Compute Resources and Data Storage
The two main computers used in the ingestion pipeline are a Dell XPS 15 laptop and a newer Exxact workstation. For memory intensive and multi-core data processing, the workstation is a useful resource. It could either be used directly from the lab or ssh’ed into to run processing jobs. Using VS Code’s Remote-SSH extension, you can connect and modify files over ssh without using command line editors. To start a connection, click on the bottom left green icon. The ip address is for the workstation is 128.208.238.117
Data Flow
The web validator stores submitted datasets to Dropbox (Dropbox/Apps/<dataset_short_name>/<dataset_short_name_timestamp.xlsx>). After submission the CMAP data team runs the dataset through the QC API. The outputs from the QC API are saved in Dropbox (Dropbox/Apps/<dataset_short_name>/iterations/1/propose). When changes are approved by the submitter, a copy of the finalized dataset is added to the accept folder within the iteration folder structure, as well as to the final folder where ingestion will pull from (Dropbox/Apps/<dataset_short_name>/final). Only one file should be saved in the final folder for ingestion.
Ingesting a dataset submitted through the validator pulls from the final folder and creates a folder based on the table name in the vault/ directory.
Data Storage
Both the web application and the data ingestion pipeline share storage over dropbox. With an unlimited account, we can use dropbox to store all our pre-DB data. In addition to dropbox, the vault/ also is synced on the workstation under: ~/data/CMAP Data Submission Dropbox/Simons CMAP/vault/
For details on the vault structure, see Jira ticket 329 (https://simonscmap.atlassian.net/browse/CMAP-329)
├── assimilation
├── r2r_cruise
├── model
├── observation
├── in-situ
│ ├── cruise
| | |── {table_name}
| | |── code
| | |── doc
| | |── metadata
| | |── nrt
| | |── raw
| | |── rep
| | |── stats
│ ├── drifter
│ ├── float
│ ├── mixed
│ └── station
└── remote
└── satellite
Dropbox’s CLI tools are installed on the workstation. Using the selective sync feature of dropbox, the /vault stored on disk can be synced with the cloud. By reading/writing to disk, IO speeds for data processing should be improved.
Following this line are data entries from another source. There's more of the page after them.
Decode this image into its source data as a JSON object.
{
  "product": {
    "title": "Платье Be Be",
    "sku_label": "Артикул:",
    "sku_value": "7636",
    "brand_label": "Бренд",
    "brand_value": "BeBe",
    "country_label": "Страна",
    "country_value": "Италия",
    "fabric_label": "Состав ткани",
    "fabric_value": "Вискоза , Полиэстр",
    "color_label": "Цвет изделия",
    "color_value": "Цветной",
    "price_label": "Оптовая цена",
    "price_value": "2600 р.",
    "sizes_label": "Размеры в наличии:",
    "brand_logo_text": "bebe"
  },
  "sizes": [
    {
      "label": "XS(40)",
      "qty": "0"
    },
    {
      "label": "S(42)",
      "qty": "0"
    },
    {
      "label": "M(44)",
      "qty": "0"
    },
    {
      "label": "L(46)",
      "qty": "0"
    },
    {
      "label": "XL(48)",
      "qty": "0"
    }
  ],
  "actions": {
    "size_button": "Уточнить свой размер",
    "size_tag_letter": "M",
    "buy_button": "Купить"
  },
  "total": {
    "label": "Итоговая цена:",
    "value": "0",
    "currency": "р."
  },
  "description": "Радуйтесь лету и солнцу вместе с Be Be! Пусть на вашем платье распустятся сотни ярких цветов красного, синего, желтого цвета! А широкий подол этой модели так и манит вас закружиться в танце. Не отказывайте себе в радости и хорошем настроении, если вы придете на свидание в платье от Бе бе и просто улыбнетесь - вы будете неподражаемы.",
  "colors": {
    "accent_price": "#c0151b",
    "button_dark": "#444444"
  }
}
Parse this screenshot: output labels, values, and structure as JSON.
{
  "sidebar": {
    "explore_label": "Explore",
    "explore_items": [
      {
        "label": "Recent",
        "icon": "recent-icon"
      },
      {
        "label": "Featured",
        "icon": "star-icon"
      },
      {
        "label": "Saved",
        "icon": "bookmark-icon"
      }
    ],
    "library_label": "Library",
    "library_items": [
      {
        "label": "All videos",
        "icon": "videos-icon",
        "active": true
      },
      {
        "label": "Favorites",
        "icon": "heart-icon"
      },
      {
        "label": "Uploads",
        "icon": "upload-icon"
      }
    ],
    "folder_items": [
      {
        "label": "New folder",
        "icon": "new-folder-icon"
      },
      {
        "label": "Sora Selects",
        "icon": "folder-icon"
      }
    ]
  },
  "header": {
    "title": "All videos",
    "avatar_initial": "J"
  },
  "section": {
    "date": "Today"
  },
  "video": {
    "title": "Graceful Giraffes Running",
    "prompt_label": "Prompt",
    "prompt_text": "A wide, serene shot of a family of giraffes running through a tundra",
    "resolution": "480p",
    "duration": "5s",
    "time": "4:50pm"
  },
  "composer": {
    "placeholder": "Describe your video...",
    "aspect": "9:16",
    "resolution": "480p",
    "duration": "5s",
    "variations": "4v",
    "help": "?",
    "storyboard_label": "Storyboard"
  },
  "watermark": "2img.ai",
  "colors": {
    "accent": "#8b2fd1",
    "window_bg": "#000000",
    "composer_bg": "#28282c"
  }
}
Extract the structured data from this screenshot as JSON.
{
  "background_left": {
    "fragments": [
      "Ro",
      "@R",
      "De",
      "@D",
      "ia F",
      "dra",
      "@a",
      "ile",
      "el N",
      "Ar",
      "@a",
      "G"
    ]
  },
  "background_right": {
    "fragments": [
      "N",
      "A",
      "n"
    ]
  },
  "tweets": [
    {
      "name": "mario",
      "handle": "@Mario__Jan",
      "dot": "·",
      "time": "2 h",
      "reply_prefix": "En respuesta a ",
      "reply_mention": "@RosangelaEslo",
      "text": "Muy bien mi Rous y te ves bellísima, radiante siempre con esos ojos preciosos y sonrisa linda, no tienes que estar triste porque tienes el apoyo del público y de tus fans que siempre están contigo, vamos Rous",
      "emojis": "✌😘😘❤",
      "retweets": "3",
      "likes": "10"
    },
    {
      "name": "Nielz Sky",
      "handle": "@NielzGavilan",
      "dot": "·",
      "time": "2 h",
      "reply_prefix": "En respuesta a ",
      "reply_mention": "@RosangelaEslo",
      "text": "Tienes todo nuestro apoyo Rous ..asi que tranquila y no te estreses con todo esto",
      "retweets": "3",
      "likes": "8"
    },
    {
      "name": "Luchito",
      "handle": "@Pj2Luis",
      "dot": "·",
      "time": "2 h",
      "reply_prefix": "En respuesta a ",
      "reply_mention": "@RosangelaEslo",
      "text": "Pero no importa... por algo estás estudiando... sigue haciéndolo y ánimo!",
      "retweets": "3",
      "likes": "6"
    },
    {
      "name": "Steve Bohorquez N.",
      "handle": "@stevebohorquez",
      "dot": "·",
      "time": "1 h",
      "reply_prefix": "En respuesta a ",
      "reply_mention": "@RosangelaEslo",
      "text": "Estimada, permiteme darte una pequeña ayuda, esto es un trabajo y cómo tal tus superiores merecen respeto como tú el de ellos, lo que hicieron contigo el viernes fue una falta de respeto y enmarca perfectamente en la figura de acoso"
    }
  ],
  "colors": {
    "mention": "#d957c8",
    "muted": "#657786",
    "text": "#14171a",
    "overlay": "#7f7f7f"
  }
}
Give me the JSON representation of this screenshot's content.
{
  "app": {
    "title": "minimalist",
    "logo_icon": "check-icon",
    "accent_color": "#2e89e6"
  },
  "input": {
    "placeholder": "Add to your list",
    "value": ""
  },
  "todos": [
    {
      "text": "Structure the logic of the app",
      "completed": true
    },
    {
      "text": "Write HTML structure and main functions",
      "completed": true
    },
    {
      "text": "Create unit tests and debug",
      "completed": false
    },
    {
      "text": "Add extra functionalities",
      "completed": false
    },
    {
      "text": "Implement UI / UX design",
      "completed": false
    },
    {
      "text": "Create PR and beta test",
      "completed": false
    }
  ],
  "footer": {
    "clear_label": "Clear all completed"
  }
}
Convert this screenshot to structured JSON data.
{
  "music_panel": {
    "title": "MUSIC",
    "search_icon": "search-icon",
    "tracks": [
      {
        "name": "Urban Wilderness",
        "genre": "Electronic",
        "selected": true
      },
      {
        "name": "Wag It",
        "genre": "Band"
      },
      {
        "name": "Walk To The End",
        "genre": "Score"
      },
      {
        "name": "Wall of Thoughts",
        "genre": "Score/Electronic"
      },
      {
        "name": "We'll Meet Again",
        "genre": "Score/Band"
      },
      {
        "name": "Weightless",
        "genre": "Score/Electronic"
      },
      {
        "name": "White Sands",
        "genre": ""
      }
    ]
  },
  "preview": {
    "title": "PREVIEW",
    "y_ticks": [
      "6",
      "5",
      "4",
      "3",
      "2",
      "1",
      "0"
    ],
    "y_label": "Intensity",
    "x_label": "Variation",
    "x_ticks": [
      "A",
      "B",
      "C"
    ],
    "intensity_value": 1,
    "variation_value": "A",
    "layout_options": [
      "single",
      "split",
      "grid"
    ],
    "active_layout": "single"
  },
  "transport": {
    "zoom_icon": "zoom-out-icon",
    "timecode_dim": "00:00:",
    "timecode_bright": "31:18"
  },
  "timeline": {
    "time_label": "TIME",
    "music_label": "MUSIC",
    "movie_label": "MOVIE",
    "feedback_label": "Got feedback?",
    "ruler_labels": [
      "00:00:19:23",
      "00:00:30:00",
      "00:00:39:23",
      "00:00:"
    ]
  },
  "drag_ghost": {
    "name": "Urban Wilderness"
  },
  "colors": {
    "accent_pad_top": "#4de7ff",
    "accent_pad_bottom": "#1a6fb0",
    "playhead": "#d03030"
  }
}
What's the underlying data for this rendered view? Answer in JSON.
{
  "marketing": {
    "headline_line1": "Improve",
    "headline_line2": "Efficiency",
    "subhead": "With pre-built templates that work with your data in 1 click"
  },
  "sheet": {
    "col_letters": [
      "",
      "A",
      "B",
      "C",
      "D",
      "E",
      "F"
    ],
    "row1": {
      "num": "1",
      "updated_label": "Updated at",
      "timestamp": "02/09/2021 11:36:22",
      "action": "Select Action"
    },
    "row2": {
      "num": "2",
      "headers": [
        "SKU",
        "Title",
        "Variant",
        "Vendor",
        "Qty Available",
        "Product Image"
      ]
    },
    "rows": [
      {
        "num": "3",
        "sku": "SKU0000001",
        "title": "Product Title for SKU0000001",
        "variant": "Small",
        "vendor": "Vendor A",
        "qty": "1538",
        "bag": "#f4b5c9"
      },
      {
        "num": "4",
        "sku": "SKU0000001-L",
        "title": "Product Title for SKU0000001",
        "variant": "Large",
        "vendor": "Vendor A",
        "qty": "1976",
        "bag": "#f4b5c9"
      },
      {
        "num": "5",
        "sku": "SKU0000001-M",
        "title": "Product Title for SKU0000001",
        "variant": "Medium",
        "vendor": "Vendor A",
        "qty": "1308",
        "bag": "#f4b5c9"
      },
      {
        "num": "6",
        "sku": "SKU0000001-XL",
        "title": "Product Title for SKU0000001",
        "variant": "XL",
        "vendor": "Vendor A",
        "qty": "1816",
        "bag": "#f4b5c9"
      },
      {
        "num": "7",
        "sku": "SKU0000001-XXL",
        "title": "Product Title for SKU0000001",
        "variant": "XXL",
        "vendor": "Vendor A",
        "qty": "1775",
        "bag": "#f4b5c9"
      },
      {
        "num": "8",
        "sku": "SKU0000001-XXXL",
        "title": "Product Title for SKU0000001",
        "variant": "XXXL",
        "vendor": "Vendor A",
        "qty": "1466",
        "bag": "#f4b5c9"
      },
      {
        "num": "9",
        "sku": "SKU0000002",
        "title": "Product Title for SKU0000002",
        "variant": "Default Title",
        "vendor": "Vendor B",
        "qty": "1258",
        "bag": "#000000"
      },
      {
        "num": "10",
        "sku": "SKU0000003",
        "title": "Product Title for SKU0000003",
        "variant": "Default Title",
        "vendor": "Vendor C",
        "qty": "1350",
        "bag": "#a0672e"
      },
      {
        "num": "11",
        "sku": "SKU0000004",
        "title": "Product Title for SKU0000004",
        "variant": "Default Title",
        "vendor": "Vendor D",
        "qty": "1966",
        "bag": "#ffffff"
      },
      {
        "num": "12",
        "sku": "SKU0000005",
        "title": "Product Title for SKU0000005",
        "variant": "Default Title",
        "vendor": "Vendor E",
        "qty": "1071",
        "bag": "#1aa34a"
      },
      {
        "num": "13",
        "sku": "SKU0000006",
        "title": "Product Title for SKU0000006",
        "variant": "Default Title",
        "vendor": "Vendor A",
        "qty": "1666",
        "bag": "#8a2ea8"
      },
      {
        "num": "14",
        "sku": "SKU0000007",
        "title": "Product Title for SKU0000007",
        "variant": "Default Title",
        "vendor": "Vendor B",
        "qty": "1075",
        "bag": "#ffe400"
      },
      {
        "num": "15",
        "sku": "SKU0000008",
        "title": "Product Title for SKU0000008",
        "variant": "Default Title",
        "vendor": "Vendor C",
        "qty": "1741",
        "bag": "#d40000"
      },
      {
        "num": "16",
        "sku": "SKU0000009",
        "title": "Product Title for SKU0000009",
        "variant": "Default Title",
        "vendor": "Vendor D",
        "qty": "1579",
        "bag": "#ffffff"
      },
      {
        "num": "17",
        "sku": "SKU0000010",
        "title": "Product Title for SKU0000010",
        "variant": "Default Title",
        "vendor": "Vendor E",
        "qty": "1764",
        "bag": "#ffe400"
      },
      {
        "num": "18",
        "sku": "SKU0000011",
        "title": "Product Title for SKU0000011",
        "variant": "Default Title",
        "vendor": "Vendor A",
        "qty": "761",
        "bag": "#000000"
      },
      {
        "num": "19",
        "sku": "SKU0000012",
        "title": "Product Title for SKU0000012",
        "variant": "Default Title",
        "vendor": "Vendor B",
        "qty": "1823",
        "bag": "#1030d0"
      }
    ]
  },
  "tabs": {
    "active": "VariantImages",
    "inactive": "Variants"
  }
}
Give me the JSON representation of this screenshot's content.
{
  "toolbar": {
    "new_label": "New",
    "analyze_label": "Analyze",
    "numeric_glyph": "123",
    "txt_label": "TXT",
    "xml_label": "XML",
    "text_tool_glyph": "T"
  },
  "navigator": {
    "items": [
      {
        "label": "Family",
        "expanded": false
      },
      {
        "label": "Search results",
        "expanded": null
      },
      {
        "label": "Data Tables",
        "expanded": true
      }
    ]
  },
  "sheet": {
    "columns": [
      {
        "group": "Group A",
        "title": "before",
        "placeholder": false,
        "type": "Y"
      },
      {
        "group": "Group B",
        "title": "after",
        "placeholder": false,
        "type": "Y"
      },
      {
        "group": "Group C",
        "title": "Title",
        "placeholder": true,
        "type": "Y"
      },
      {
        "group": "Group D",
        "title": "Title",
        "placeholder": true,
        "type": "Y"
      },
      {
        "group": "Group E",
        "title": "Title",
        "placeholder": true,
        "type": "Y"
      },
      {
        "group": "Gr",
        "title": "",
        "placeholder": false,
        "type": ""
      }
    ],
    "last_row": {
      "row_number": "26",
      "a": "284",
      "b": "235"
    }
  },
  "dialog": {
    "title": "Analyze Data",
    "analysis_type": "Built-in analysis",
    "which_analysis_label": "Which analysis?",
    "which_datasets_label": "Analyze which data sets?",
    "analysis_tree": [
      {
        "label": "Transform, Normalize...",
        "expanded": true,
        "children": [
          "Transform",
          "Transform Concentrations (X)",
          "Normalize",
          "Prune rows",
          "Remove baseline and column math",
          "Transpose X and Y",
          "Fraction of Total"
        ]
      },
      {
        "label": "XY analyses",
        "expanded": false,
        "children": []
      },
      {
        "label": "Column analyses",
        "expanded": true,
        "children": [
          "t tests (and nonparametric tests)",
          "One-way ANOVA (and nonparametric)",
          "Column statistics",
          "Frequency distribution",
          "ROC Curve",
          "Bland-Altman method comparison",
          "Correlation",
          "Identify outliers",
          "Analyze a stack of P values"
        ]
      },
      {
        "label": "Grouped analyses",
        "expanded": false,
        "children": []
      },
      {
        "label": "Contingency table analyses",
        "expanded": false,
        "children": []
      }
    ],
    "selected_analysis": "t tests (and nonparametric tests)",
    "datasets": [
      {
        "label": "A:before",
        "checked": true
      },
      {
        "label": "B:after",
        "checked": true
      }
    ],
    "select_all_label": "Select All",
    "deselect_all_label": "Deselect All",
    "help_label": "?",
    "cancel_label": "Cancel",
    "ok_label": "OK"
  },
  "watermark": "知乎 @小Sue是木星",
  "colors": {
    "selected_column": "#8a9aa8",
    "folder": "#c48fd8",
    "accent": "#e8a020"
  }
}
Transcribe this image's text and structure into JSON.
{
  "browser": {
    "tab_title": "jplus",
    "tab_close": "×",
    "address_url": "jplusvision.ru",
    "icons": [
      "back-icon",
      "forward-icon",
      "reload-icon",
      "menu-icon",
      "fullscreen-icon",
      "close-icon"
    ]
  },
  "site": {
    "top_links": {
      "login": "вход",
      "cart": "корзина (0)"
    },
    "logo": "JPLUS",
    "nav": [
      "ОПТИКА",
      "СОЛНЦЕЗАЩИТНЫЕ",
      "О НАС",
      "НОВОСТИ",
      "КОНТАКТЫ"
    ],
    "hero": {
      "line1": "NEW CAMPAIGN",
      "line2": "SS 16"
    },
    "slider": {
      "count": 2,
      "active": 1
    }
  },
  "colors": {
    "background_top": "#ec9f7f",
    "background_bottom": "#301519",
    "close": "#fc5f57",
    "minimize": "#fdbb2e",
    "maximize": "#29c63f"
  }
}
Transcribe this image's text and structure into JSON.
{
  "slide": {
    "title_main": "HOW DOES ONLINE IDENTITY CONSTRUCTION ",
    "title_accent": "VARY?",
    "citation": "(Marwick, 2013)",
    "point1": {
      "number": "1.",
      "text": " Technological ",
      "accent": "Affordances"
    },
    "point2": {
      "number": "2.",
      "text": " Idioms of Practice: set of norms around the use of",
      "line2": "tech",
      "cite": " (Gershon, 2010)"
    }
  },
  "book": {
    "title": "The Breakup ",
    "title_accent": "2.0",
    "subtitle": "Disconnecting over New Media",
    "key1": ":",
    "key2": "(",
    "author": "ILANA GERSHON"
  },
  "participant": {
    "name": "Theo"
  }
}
If dropbox has stopped syncing, you can start the CLI by typing in terminal:
dropbox start
dropbox status
Workstation Repositories
Scripts for new SQL tables and indicies are written to the DB repository found here: ~/Documents/CMAP/DB/
Python scripts for collection, ingestion, and processing are written to the cmapdata repository found here: ~/Documents/CMAP/cmapdata/. The dataingest branch contains the most recent updates.
The vault directory that syncs with Dropbox is found here: /data/CMAPDataSubmissionDropbox/SimonsCMAP/vault/ Note there are spaces in the directories “CMAP Data Submission” and “Simons CMAP”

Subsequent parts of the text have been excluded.